Fugitive writings for the magazines, lecture courses to private classes, books in prose and books in verse, first-flute in an orchestra, public lectures at the Peabody Institute, and then the final scene in North Carolina where the long, hideous battle comes to its pitiful close. (Aug. 1881.)

It is not probable that Sidney Lanier ever got much money out of his books.

“Tiger Lilies,” his novel, made no hit; “The Science of English Verse” could not possibly appeal to many; and even his volumes of verse had no considerable recognition during the poet’s life-time. Indeed, it is doubtful whether Lanier will ever be one of the favorites of all classes, like Burns and Byron, Longfellow and Bret Harte.

It appears to be the literal fact that the Georgia poet was always hard up.

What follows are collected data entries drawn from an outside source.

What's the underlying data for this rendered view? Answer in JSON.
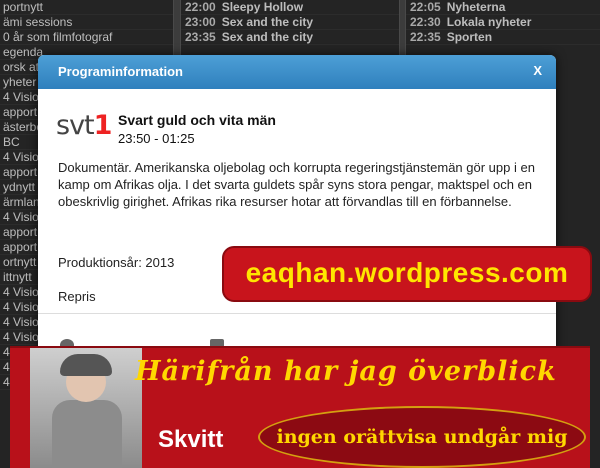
{
  "schedule": {
    "col_a": [
      "portnytt",
      "ämi sessions",
      "0 år som filmfotograf",
      "egenda",
      "orsk at",
      "yheter",
      "4 Visio",
      "apport",
      "ästerbo",
      "BC",
      "4 Visio",
      "apport",
      "ydnytt",
      "ärmlan",
      "4 Visio",
      "apport",
      "apport",
      "ortnytt",
      "ittnytt",
      "4 Visio",
      "4 Visio",
      "4 Visio",
      "4 Visio",
      "4 Visio",
      "4 Visio",
      "4 Visio"
    ],
    "col_b": [
      {
        "time": "22:00",
        "name": "Sleepy Hollow"
      },
      {
        "time": "23:00",
        "name": "Sex and the city"
      },
      {
        "time": "23:35",
        "name": "Sex and the city"
      }
    ],
    "col_c": [
      {
        "time": "22:05",
        "name": "Nyheterna"
      },
      {
        "time": "22:30",
        "name": "Lokala nyheter"
      },
      {
        "time": "22:35",
        "name": "Sporten"
      }
    ]
  },
  "modal": {
    "title": "Programinformation",
    "close_label": "X",
    "channel_logo_text": "svt",
    "channel_logo_number": "1",
    "program_title": "Svart guld och vita män",
    "time_range": "23:50 - 01:25",
    "description": "Dokumentär. Amerikanska oljebolag och korrupta regeringstjänstemän gör upp i en kamp om Afrikas olja. I det svarta guldets spår syns stora pengar, maktspel och en obeskrivlig girighet. Afrikas rika resurser hotar att förvandlas till en förbannelse.",
    "production_year": "Produktionsår: 2013",
    "repris": "Repris"
  },
  "watermark": {
    "text": "eaqhan.wordpress.com"
  },
  "ad": {
    "headline": "Härifrån har jag överblick",
    "name": "Skvitt",
    "tagline": "ingen orättvisa undgår mig"
  }
}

Poverty and Consumption were always dogging his steps. To keep himself and family from want, he had to be first-flute in the Concert, had to deliver those lectures. No matter how weak he was, no matter how ill and depressed, he had to go,—and he did go and go and go, until he was so far spent that it may be said that his last lectures were the death-rattle of a dying man. It is said that his hearers, to whom his condition was but too evident, listened to these final discourses “in a kind of fascinated terror.”

Read this extract from one of his letters to his wife:

“So many great ideas for Art are born to me each day, I am swept away into the land of All-Delight by their strenuous sweet whirlwind; and I find within myself such entire, yet humble, confidence of possessing every single element of power to carry them all out, save the little paltry sum of money that would suffice to keep us clothed and fed in the meantime.

I do not understand this.

(The black type is ours.)

It reminds one of that letter of Edgar Poe, written to Childers of Georgia, requesting a small loan and saying simply, abjectly, “I am so miserably poor and friendless.”

His poverty cowed Poe, and caused him to do unmanly things. Poverty did not cow Sidney Lanier, and never in his life did he do an unmanly thing. Much of the time he was not able to have his family with him. Therefore, the battle that was fought by this unfearing soul was a sick man, a lonely man, a care-worn man, a sensitive man, a very poor man against odds that he knew he could not long resist.

In 1905, Charles Scribner’s Sons brought out a complete collection of the “Poems of Sidney Lanier, edited by his wife.” Of those poems we have not space to write.

The present volume is unique and to those who value the brief suggestion which fires a train of thought, it is valuable,—exceedingly so.

Not all of these “Outlines” are properly so called. Many of them are as complete in themselves as are the Cameos of Walter Savage Landor.

Like other Georgia bards—A. R. Watson, Dr. Frank Tickner, Joel Chandler Harris, Frank L. Stanton and Don Marquis,—Sidney Lanier could put so much thought and beauty into four lines as to give one a sense of perfection.

For example,

“And then A gentle violin mated with the flute, And both flew off into a wood of harmony, Two doves of tone.”

That is not the “Outline” of a poem; it is a poem, perfect in its way and complete in itself. There was nothing more to be said.

Again,

Tolerance, like a Harbor, lay Smooth and shining and secure, Where ships carrying every flag Of faith were anchored in peace.”

This also,

“Who doubts but Eve had a rose in her hair Ere fig leaves fettered her limbs? So Life wore poetry’s perfect rose Before ’twas clothed with economic prose.”

And,

“How did’st thou win her, Death? Thou art the only rival that ever made her cold to me.”

And,

“Wan Silence lying, lip on ground. An outcast Angel from the heaven of sound, Prone and desolate By the shut Gate.”

One more selection, and we leave off:

“Look out Death, I am coming, Art thou not glad? What talks we’ll have, What mem’ries of old battles. Come, bring the bowl, Death; I am thirsty.”

This is no “Outline”; it is a complete poem, a terribly complete poem. Like the flash in a night of storm, it lights up a world of raging elements and universal gloom.